Funding is not your problem
The belief that funding is the primary barrier.


Every workshop I facilitate with SMME owners and aspiring entrepreneurs across KwaZulu-Natal someone asks about funding whether it be government grants or enterprise development money. The kinds of outside capital that will, in their imagination, finally make the difference between struggling and succeeding.


I understand the question. I have submitted proposals myself and I support entrepreneurs in pursuing every legitimate avenue for financial support. But I also have to tell the truth about what I have observed in over a decade of working directly with small businesses in this country

The belief that funding is the primary barrier to business survival keeps entrepreneurs focused on the wrong work.


While you are writing proposals for grants that may or may not materialise, you are not building the systems that would make your business sustainable regardless of external support.

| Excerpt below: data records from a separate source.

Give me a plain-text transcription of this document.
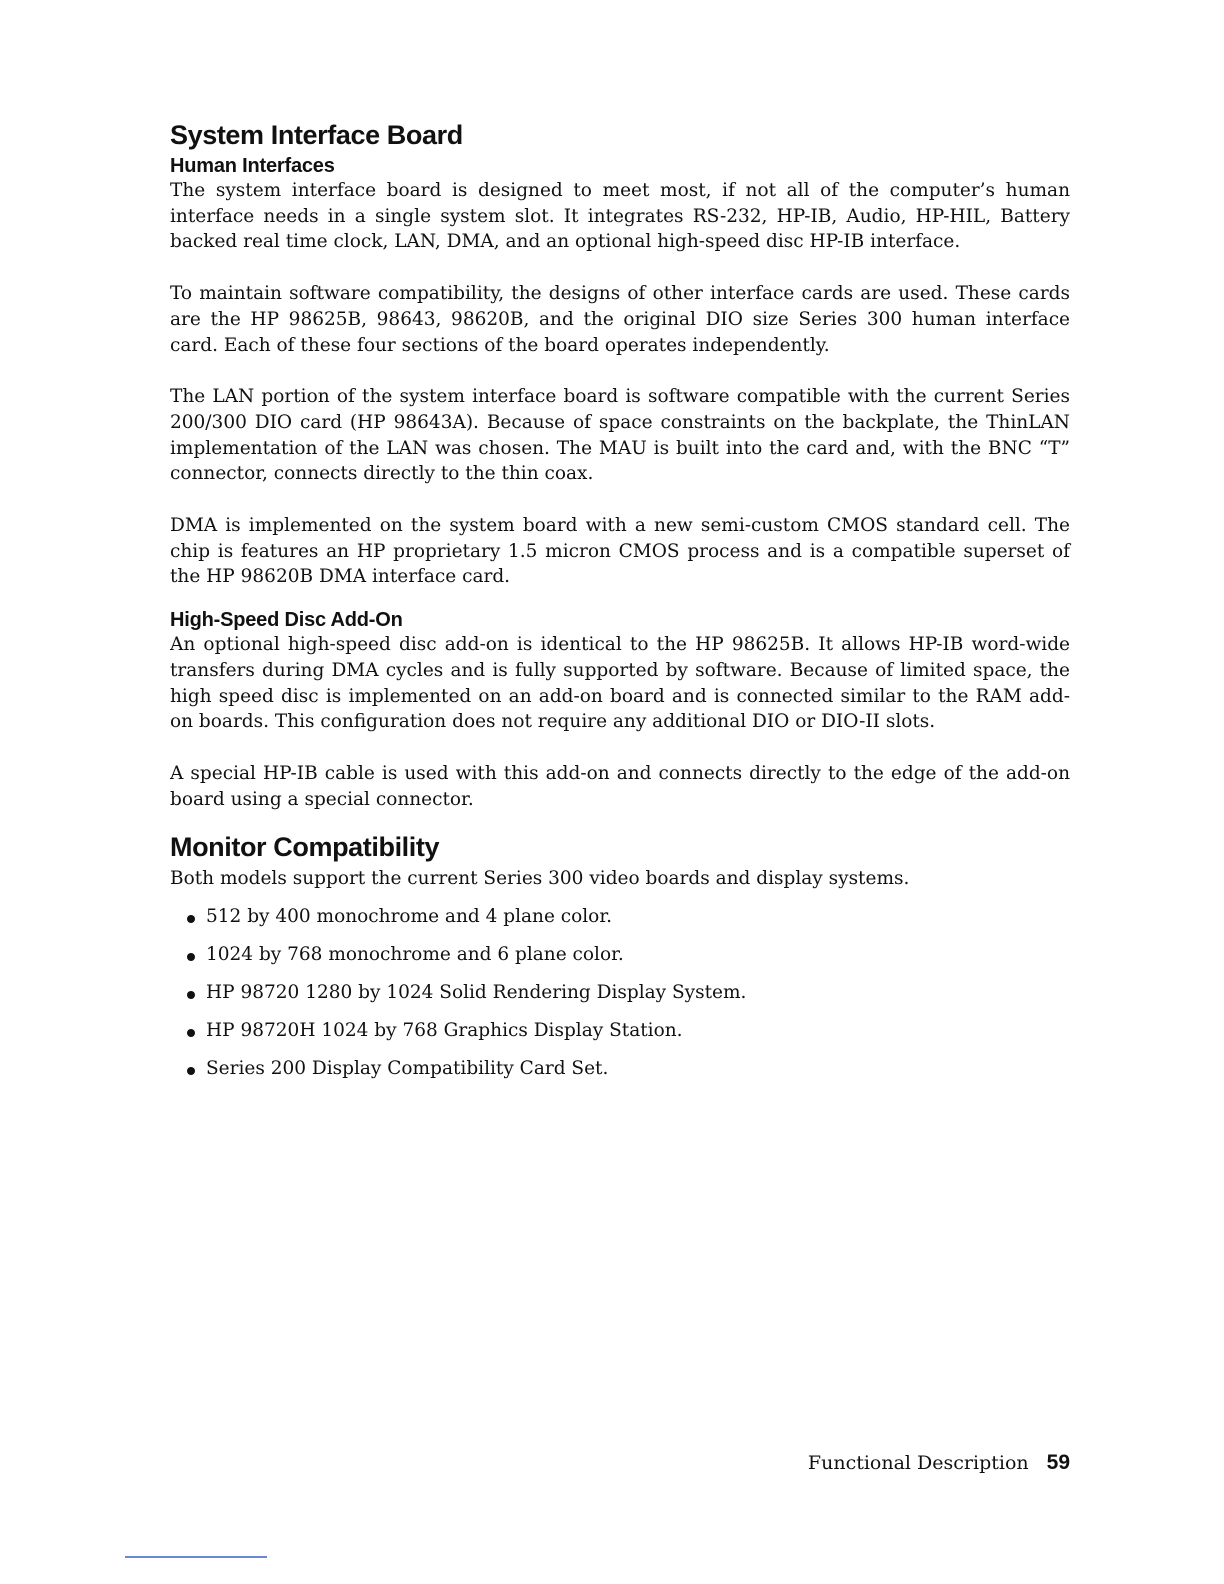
System Interface Board
Human Interfaces

The system interface board is designed to meet most, if not all of the computer’s human interface needs in a single system slot. It integrates RS-232, HP-IB, Audio, HP-HIL, Battery backed real time clock, LAN, DMA, and an optional high-speed disc HP-IB interface.

To maintain software compatibility, the designs of other interface cards are used. These cards are the HP 98625B, 98643, 98620B, and the original DIO size Series 300 human interface card. Each of these four sections of the board operates independently.

The LAN portion of the system interface board is software compatible with the current Series 200/300 DIO card (HP 98643A). Because of space constraints on the backplate, the ThinLAN implementation of the LAN was chosen. The MAU is built into the card and, with the BNC “T” connector, connects directly to the thin coax.

DMA is implemented on the system board with a new semi-custom CMOS standard cell. The chip is features an HP proprietary 1.5 micron CMOS process and is a compatible superset of the HP 98620B DMA interface card.

High-Speed Disc Add-On

An optional high-speed disc add-on is identical to the HP 98625B. It allows HP-IB word-wide transfers during DMA cycles and is fully supported by software. Because of limited space, the high speed disc is implemented on an add-on board and is connected similar to the RAM add-on boards. This configuration does not require any additional DIO or DIO-II slots.

A special HP-IB cable is used with this add-on and connects directly to the edge of the add-on board using a special connector.

Monitor Compatibility

Both models support the current Series 300 video boards and display systems.

512 by 400 monochrome and 4 plane color.
1024 by 768 monochrome and 6 plane color.
HP 98720 1280 by 1024 Solid Rendering Display System.
HP 98720H 1024 by 768 Graphics Display Station.
Series 200 Display Compatibility Card Set.
Functional Description 59
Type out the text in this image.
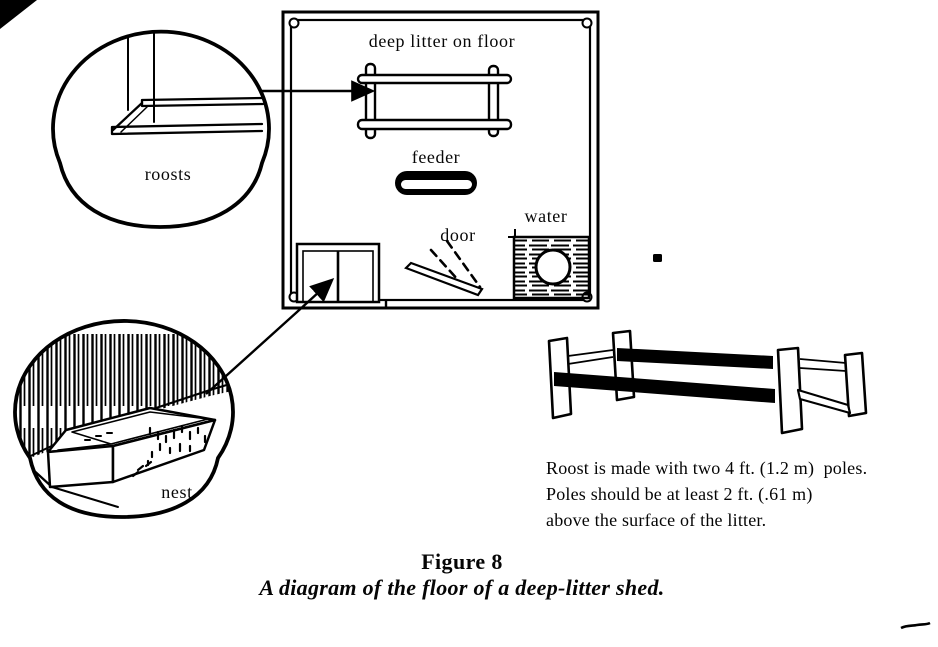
deep litter on floor
feeder
door
water
roosts
nest
Roost is made with two 4 ft. (1.2 m)  poles.
Poles should be at least 2 ft. (.61 m)
above the surface of the litter.
Figure 8
A diagram of the floor of a deep-litter shed.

You are not clarifying your positioning so that your ideal clients can find you and buy from you consistently. You are not developing the leadership capacity to operate as a CEO rather than a solo service provider doing everything herself.

 

The funding myth is expensive not because it leads you toward the wrong source of capital, but because it delays the development of the actual business infrastructure that would make capital, when it arrives, compound into something sustainable.


Small businesses do not have a funding problem. They have a system, marketing, leadership, and positioning problem.


The SMME owners I have watched thrive over time share a specific set of characteristics. They know their numbers. They have at least one clearly positioned, well-priced offer that the market understands. They have a simple but consistent marketing and sales process that does not depend on them being inspired every day to execute it. And they have invested in their own development as leaders. These disciplines are available to every entrepreneur who is willing to do the work of building the business before chasing the funding.